Revealing how the Moon evolved over time, the images showed that one half of the crater was buried under material thrown out or ‘ejecta’ from the South Pole-Aitken basin — the largest and most known impact basin on the Moon, the researchers said.
An impact basin is a large, complex crater with diameter over 300 km, while a crater measures under 300 km in diameter.
Forming of ejecta is “similar to when you throw a ball on sand and some of it gets displaced or thrown outwards into a small pile,” said Vijayan, who is the corresponding author on the study that appeared in the journal Icarus.
“When an impact basin is forming, surface material will be thrown out. If the diameter of the impact basin is larger, sub-surface materials from greater depths will be excavated,” Vijayan said.
In this case, Chandrayaan-3 was found to have landed within a crater — about 160 km in diameter — and detected in the images as a nearly semi-circular structure.

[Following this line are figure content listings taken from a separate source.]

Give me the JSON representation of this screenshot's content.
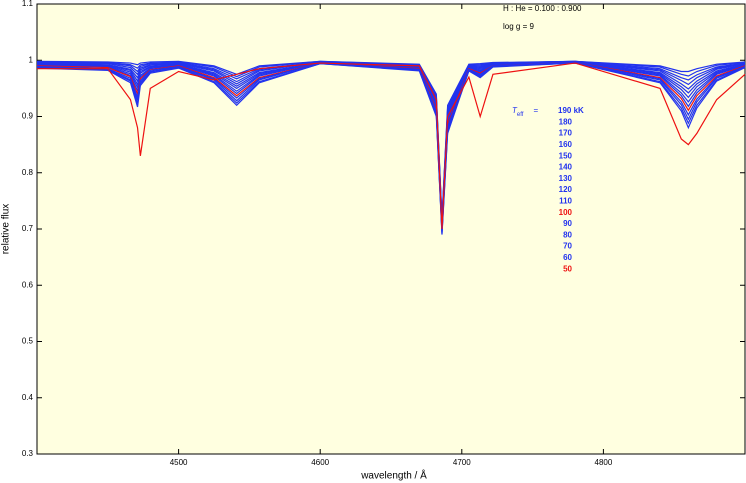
{
  "chart_data": {
    "type": "line",
    "xlabel": "wavelength / Å",
    "ylabel": "relative flux",
    "annotations": [
      "H : He = 0.100 : 0.900",
      "log g = 9"
    ],
    "legend_title": {
      "symbol": "T",
      "subscript": "eff",
      "equals": "="
    },
    "xlim": [
      4400,
      4900
    ],
    "ylim": [
      0.3,
      1.1
    ],
    "xticks": [
      4500,
      4600,
      4700,
      4800
    ],
    "yticks": [
      0.3,
      0.4,
      0.5,
      0.6,
      0.7,
      0.8,
      0.9,
      1.0,
      1.1
    ],
    "x": [
      4400,
      4450,
      4466,
      4471,
      4473,
      4480,
      4500,
      4525,
      4541,
      4557,
      4600,
      4670,
      4682,
      4686,
      4690,
      4705,
      4713,
      4722,
      4780,
      4840,
      4855,
      4860,
      4866,
      4880,
      4900
    ],
    "series": [
      {
        "name": "190 kK",
        "color": "#2233ee",
        "values": [
          0.998,
          0.997,
          0.995,
          0.992,
          0.995,
          0.997,
          0.998,
          0.99,
          0.975,
          0.99,
          0.998,
          0.993,
          0.94,
          0.72,
          0.92,
          0.993,
          0.994,
          0.996,
          0.998,
          0.99,
          0.98,
          0.98,
          0.985,
          0.993,
          0.997
        ]
      },
      {
        "name": "180",
        "color": "#2233ee",
        "values": [
          0.997,
          0.996,
          0.992,
          0.986,
          0.992,
          0.995,
          0.997,
          0.988,
          0.971,
          0.988,
          0.998,
          0.992,
          0.937,
          0.718,
          0.916,
          0.992,
          0.992,
          0.995,
          0.998,
          0.988,
          0.975,
          0.972,
          0.98,
          0.991,
          0.996
        ]
      },
      {
        "name": "170",
        "color": "#2233ee",
        "values": [
          0.996,
          0.995,
          0.99,
          0.98,
          0.989,
          0.994,
          0.996,
          0.985,
          0.967,
          0.985,
          0.997,
          0.991,
          0.934,
          0.715,
          0.912,
          0.991,
          0.99,
          0.995,
          0.998,
          0.985,
          0.969,
          0.965,
          0.974,
          0.988,
          0.995
        ]
      },
      {
        "name": "160",
        "color": "#2233ee",
        "values": [
          0.995,
          0.994,
          0.987,
          0.975,
          0.986,
          0.992,
          0.995,
          0.983,
          0.962,
          0.983,
          0.997,
          0.99,
          0.931,
          0.713,
          0.908,
          0.99,
          0.988,
          0.994,
          0.997,
          0.983,
          0.964,
          0.957,
          0.969,
          0.986,
          0.995
        ]
      },
      {
        "name": "150",
        "color": "#2233ee",
        "values": [
          0.994,
          0.992,
          0.984,
          0.969,
          0.983,
          0.991,
          0.994,
          0.981,
          0.958,
          0.981,
          0.997,
          0.989,
          0.928,
          0.711,
          0.905,
          0.989,
          0.986,
          0.994,
          0.997,
          0.981,
          0.958,
          0.949,
          0.963,
          0.984,
          0.994
        ]
      },
      {
        "name": "140",
        "color": "#2233ee",
        "values": [
          0.993,
          0.991,
          0.982,
          0.963,
          0.98,
          0.989,
          0.993,
          0.978,
          0.954,
          0.978,
          0.996,
          0.988,
          0.925,
          0.708,
          0.901,
          0.988,
          0.984,
          0.993,
          0.997,
          0.978,
          0.953,
          0.942,
          0.958,
          0.981,
          0.993
        ]
      },
      {
        "name": "130",
        "color": "#2233ee",
        "values": [
          0.992,
          0.99,
          0.979,
          0.957,
          0.977,
          0.988,
          0.992,
          0.976,
          0.95,
          0.976,
          0.996,
          0.987,
          0.922,
          0.706,
          0.897,
          0.987,
          0.982,
          0.992,
          0.997,
          0.976,
          0.948,
          0.934,
          0.953,
          0.979,
          0.992
        ]
      },
      {
        "name": "120",
        "color": "#2233ee",
        "values": [
          0.992,
          0.989,
          0.976,
          0.952,
          0.973,
          0.986,
          0.992,
          0.974,
          0.945,
          0.974,
          0.996,
          0.987,
          0.918,
          0.704,
          0.893,
          0.987,
          0.981,
          0.992,
          0.996,
          0.974,
          0.942,
          0.926,
          0.947,
          0.977,
          0.992
        ]
      },
      {
        "name": "110",
        "color": "#2233ee",
        "values": [
          0.991,
          0.988,
          0.973,
          0.946,
          0.97,
          0.985,
          0.991,
          0.972,
          0.941,
          0.972,
          0.996,
          0.986,
          0.915,
          0.702,
          0.889,
          0.986,
          0.979,
          0.991,
          0.996,
          0.972,
          0.937,
          0.918,
          0.942,
          0.975,
          0.991
        ]
      },
      {
        "name": "100",
        "color": "#ee1111",
        "values": [
          0.99,
          0.987,
          0.971,
          0.94,
          0.967,
          0.983,
          0.99,
          0.969,
          0.937,
          0.969,
          0.995,
          0.985,
          0.912,
          0.699,
          0.885,
          0.985,
          0.977,
          0.99,
          0.996,
          0.969,
          0.932,
          0.911,
          0.937,
          0.972,
          0.99
        ]
      },
      {
        "name": "90",
        "color": "#2233ee",
        "values": [
          0.989,
          0.985,
          0.968,
          0.934,
          0.964,
          0.982,
          0.989,
          0.967,
          0.933,
          0.967,
          0.995,
          0.984,
          0.909,
          0.697,
          0.882,
          0.984,
          0.975,
          0.99,
          0.996,
          0.967,
          0.926,
          0.903,
          0.931,
          0.97,
          0.989
        ]
      },
      {
        "name": "80",
        "color": "#2233ee",
        "values": [
          0.988,
          0.984,
          0.965,
          0.929,
          0.961,
          0.98,
          0.988,
          0.965,
          0.928,
          0.965,
          0.995,
          0.983,
          0.906,
          0.695,
          0.878,
          0.983,
          0.973,
          0.989,
          0.995,
          0.965,
          0.921,
          0.895,
          0.926,
          0.968,
          0.988
        ]
      },
      {
        "name": "70",
        "color": "#2233ee",
        "values": [
          0.987,
          0.983,
          0.963,
          0.923,
          0.958,
          0.979,
          0.987,
          0.962,
          0.924,
          0.962,
          0.994,
          0.982,
          0.903,
          0.692,
          0.874,
          0.982,
          0.971,
          0.989,
          0.995,
          0.962,
          0.915,
          0.888,
          0.92,
          0.965,
          0.988
        ]
      },
      {
        "name": "60",
        "color": "#2233ee",
        "values": [
          0.986,
          0.982,
          0.96,
          0.917,
          0.955,
          0.977,
          0.986,
          0.96,
          0.92,
          0.96,
          0.994,
          0.981,
          0.9,
          0.69,
          0.87,
          0.981,
          0.969,
          0.988,
          0.995,
          0.96,
          0.91,
          0.88,
          0.915,
          0.963,
          0.987
        ]
      },
      {
        "name": "50",
        "color": "#ee1111",
        "values": [
          0.985,
          0.985,
          0.93,
          0.88,
          0.83,
          0.95,
          0.98,
          0.965,
          0.975,
          0.985,
          0.995,
          0.99,
          0.93,
          0.7,
          0.9,
          0.97,
          0.9,
          0.975,
          0.995,
          0.95,
          0.86,
          0.85,
          0.87,
          0.93,
          0.975
        ]
      }
    ]
  }
}
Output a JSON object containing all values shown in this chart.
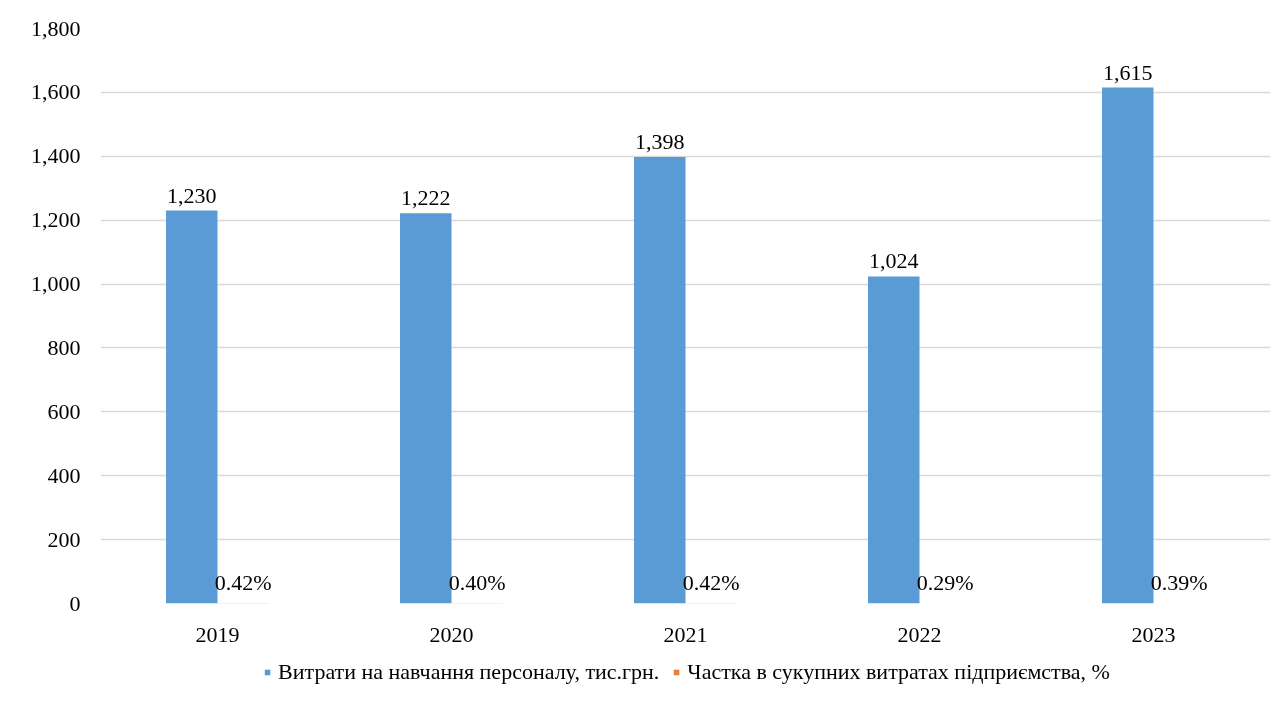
{
  "chart_data": {
    "type": "bar",
    "categories": [
      "2019",
      "2020",
      "2021",
      "2022",
      "2023"
    ],
    "series": [
      {
        "name": "Витрати на навчання персоналу, тис.грн.",
        "color": "#5b9bd5",
        "values": [
          1230,
          1222,
          1398,
          1024,
          1615
        ],
        "value_labels": [
          "1,230",
          "1,222",
          "1,398",
          "1,024",
          "1,615"
        ]
      },
      {
        "name": "Частка в сукупних витратах підприємства, %",
        "color": "#ed7d31",
        "values": [
          0.42,
          0.4,
          0.42,
          0.29,
          0.39
        ],
        "value_labels": [
          "0.42%",
          "0.40%",
          "0.42%",
          "0.29%",
          "0.39%"
        ]
      }
    ],
    "ylim": [
      0,
      1800
    ],
    "yticks": [
      0,
      200,
      400,
      600,
      800,
      {
        "value": 1000,
        "label": "1,000"
      },
      {
        "value": 1200,
        "label": "1,200"
      },
      {
        "value": 1400,
        "label": "1,400"
      },
      {
        "value": 1600,
        "label": "1,600"
      },
      {
        "value": 1800,
        "label": "1,800"
      }
    ],
    "grid": "y",
    "legend": "bottom"
  }
}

The researchers said this likely indicated one half of the crater, the other half of which was ‘degraded’ by getting buried under ejecta from the South Pole-Aitken basin. “Further, near the landing site, ejecta or material ‘thrown out’ from another impact crater further away was observed — images captured by the Pragyan rover revealed that material of the same nature was present at the landing site,” Vijayan said.
The Pragyan rover was deployed on the lunar surface by the Vikram lander, on-board the Chandrayaan-3. “Together, the images from the mission and satellites showed that the Chandrayaan-3 landing site consists of material deposited from different regions of the Moon,” he said.
The mission, launched by ISRO, Bengaluru, made a soft landing near the Moon’s south pole on August 23, 2023. The landing site was christened the Shiv Shakti Point on August 26, 2023.
For validating their results, the researchers also observed other craters formed during the Nectarian period and found that most of them were severely degraded and modified — a finding that “substantiates our discovery of a buried crater.” The finding is also an indication of the weathering effects due to exposure to space, or ‘space weathering,’ they said.